A second thread began with the interdisciplinary and emerging field of information science in 1963 and brought together, under the University's leadership, visionaries from different scientific disciplines and from business and industry. A third thread is in telecommunications, initiated in 1986, with leaders from engineering, computer science, business and policy, which began with a Master's degree and expanded to include a PhD track in telecommunications and a track in Wireless Systems.

This fascinating narrative focuses on the individuals who shaped the values, curriculum, teaching, learning, research and scholarship, and service to educate librarians and, later, information professionals in a very wide range of specializations. These individuals also were leaders in shaping the discipline itself, and they are among the most highly regarded of educators and scholars in the field.
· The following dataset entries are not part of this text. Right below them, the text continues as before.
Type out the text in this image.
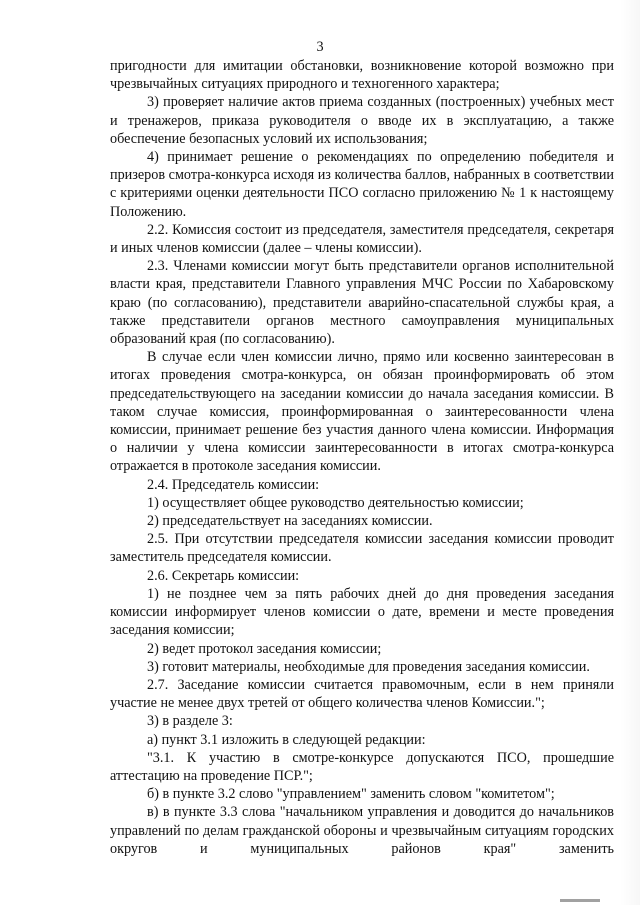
3

пригодности для имитации обстановки, возникновение которой возможно при чрезвычайных ситуациях природного и техногенного характера;

3) проверяет наличие актов приема созданных (построенных) учебных мест и тренажеров, приказа руководителя о вводе их в эксплуатацию, а также обеспечение безопасных условий их использования;

4) принимает решение о рекомендациях по определению победителя и призеров смотра-конкурса исходя из количества баллов, набранных в соответствии с критериями оценки деятельности ПСО согласно приложению № 1 к настоящему Положению.

2.2. Комиссия состоит из председателя, заместителя председателя, секретаря и иных членов комиссии (далее – члены комиссии).

2.3. Членами комиссии могут быть представители органов исполнительной власти края, представители Главного управления МЧС России по Хабаровскому краю (по согласованию), представители аварийно-спасательной службы края, а также представители органов местного самоуправления муниципальных образований края (по согласованию).

В случае если член комиссии лично, прямо или косвенно заинтересован в итогах проведения смотра-конкурса, он обязан проинформировать об этом председательствующего на заседании комиссии до начала заседания комиссии. В таком случае комиссия, проинформированная о заинтересованности члена комиссии, принимает решение без участия данного члена комиссии. Информация о наличии у члена комиссии заинтересованности в итогах смотра-конкурса отражается в протоколе заседания комиссии.

2.4. Председатель комиссии:

1) осуществляет общее руководство деятельностью комиссии;

2) председательствует на заседаниях комиссии.

2.5. При отсутствии председателя комиссии заседания комиссии проводит заместитель председателя комиссии.

2.6. Секретарь комиссии:

1) не позднее чем за пять рабочих дней до дня проведения заседания комиссии информирует членов комиссии о дате, времени и месте проведения заседания комиссии;

2) ведет протокол заседания комиссии;

3) готовит материалы, необходимые для проведения заседания комиссии.

2.7. Заседание комиссии считается правомочным, если в нем приняли участие не менее двух третей от общего количества членов Комиссии.";

3) в разделе 3:

а) пункт 3.1 изложить в следующей редакции:

"3.1. К участию в смотре-конкурсе допускаются ПСО, прошедшие аттестацию на проведение ПСР.";

б) в пункте 3.2 слово "управлением" заменить словом "комитетом";

в) в пункте 3.3 слова "начальником управления и доводится до начальников управлений по делам гражданской обороны и чрезвычайным ситуациям городских округов и муниципальных районов края" заменить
Pitt's School of Information Sciences has long been an innovative leader in the field and the first to introduce many technologies, and to introduce, as well, courses in the areas of ethics and policy. The School started the first Information Ethics Forum in 1989. Programs like medical librarianship and biomedical informatics were pioneering efforts in the 1980s, the telecommunications program was the first in any information sciences school, and the wireless and geoinformatics curricula and laboratories , begun in the 1990s, serve to keep Pitt on the leading edge of education in the information sciences. This fascinating narrative actually describes the evolution of a profession using the history of one of its leading educational institutions as a lens. Of interest to all library and information science educators, as well as students interested in the history of education and the development of the various facets of information science.